Vector search and keyword search use different code paths in Azure, so they can pull from different field sources if your mappings aren’t explicit.

Had this exact issue a few months ago. The problem’s in your skillset configuration during document processing. The chunk_id gets populated when indexing happens, not during queries. If your text splitting skill isn’t assigning unique IDs to each chunk, they all just default to “0”. Check your skillset definition - make sure your SplitSkill or custom chunking skill actually outputs proper chunk identifiers. I had to modify mine to generate sequential IDs for each text segment. Also verify your index schema maps the chunk_id field correctly from the skillset output. This usually comes from the enrichment pipeline, not search config - that’s why keyword search works but vector search doesn’t. They’re pulling from different processed versions of your docs.

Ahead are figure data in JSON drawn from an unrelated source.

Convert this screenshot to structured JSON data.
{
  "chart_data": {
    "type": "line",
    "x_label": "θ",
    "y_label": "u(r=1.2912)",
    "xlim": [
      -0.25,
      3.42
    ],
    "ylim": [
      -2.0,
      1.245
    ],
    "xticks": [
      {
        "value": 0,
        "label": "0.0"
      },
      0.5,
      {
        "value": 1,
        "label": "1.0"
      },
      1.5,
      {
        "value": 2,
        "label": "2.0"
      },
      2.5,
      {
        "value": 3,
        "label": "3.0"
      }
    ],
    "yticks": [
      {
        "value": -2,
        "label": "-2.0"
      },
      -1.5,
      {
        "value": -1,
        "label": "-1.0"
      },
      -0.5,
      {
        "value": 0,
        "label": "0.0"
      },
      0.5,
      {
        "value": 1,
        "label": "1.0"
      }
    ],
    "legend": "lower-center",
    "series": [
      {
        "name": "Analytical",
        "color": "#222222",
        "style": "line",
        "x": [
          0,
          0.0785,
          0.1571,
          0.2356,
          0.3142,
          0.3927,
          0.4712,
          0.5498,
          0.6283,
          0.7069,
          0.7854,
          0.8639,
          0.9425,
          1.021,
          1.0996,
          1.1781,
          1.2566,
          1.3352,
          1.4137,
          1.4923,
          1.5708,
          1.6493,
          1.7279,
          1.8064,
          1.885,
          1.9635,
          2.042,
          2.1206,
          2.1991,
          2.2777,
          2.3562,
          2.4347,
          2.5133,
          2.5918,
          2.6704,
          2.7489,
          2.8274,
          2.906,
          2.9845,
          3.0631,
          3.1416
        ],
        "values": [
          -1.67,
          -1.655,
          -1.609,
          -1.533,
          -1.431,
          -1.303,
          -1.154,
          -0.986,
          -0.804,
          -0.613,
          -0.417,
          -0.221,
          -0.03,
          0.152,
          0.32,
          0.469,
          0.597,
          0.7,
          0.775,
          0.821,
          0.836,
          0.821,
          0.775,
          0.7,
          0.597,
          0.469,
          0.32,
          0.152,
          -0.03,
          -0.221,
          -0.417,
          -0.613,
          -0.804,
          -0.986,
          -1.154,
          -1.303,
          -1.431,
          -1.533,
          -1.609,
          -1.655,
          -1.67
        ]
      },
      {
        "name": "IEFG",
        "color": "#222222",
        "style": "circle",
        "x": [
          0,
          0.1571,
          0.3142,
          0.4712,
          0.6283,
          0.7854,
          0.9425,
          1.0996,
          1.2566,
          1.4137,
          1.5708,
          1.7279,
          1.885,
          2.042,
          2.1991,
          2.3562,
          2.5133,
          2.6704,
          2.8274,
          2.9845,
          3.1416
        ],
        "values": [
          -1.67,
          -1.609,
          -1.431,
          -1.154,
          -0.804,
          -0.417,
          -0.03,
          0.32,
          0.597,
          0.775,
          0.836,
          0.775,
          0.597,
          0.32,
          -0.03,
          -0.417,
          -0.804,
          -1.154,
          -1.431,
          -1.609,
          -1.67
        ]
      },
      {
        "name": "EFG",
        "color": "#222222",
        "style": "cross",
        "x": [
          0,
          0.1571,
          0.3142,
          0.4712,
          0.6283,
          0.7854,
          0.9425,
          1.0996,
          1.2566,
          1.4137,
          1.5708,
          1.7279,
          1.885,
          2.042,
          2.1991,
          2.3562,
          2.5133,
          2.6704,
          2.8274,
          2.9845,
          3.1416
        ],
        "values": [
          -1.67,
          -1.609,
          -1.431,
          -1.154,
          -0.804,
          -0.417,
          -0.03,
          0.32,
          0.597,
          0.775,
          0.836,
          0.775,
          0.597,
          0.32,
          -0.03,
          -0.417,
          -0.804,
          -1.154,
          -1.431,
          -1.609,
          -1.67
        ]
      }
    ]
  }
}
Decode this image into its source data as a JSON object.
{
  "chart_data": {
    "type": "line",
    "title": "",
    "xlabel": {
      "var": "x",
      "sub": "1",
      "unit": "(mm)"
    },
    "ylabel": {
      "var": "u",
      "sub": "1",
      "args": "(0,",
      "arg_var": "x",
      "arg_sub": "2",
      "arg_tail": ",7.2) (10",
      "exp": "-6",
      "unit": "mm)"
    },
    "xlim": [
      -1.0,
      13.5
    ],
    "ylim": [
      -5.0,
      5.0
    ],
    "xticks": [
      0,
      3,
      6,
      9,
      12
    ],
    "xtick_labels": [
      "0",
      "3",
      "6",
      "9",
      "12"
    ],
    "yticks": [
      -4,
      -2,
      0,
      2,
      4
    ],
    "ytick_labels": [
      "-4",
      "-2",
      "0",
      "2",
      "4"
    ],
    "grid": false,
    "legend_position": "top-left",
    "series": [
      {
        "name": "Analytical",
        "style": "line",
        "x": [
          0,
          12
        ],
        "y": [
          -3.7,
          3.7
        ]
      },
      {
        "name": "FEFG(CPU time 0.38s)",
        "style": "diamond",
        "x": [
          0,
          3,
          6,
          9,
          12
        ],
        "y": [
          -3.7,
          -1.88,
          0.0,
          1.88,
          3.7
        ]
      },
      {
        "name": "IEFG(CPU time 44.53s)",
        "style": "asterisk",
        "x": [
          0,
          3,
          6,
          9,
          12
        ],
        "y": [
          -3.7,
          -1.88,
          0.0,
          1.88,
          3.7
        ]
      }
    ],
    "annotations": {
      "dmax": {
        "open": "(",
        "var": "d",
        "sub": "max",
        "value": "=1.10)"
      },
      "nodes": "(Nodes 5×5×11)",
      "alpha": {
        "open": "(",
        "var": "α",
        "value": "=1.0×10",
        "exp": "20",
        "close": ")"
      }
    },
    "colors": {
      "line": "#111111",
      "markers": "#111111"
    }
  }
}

check if your index has separate fields for vector content vs metadata. Azure sometimes creates duplicate fields during indexing - one with chunk_id, one without. your vector search might be hitting the wrong field.
run a query directly against your index to see what fields actually exist for each chunk. I bet you’ll find multiple versions of the same content with different metadata.
Also, try adding a “select” parameter to your search request to force it to return the chunk_id field explicitly.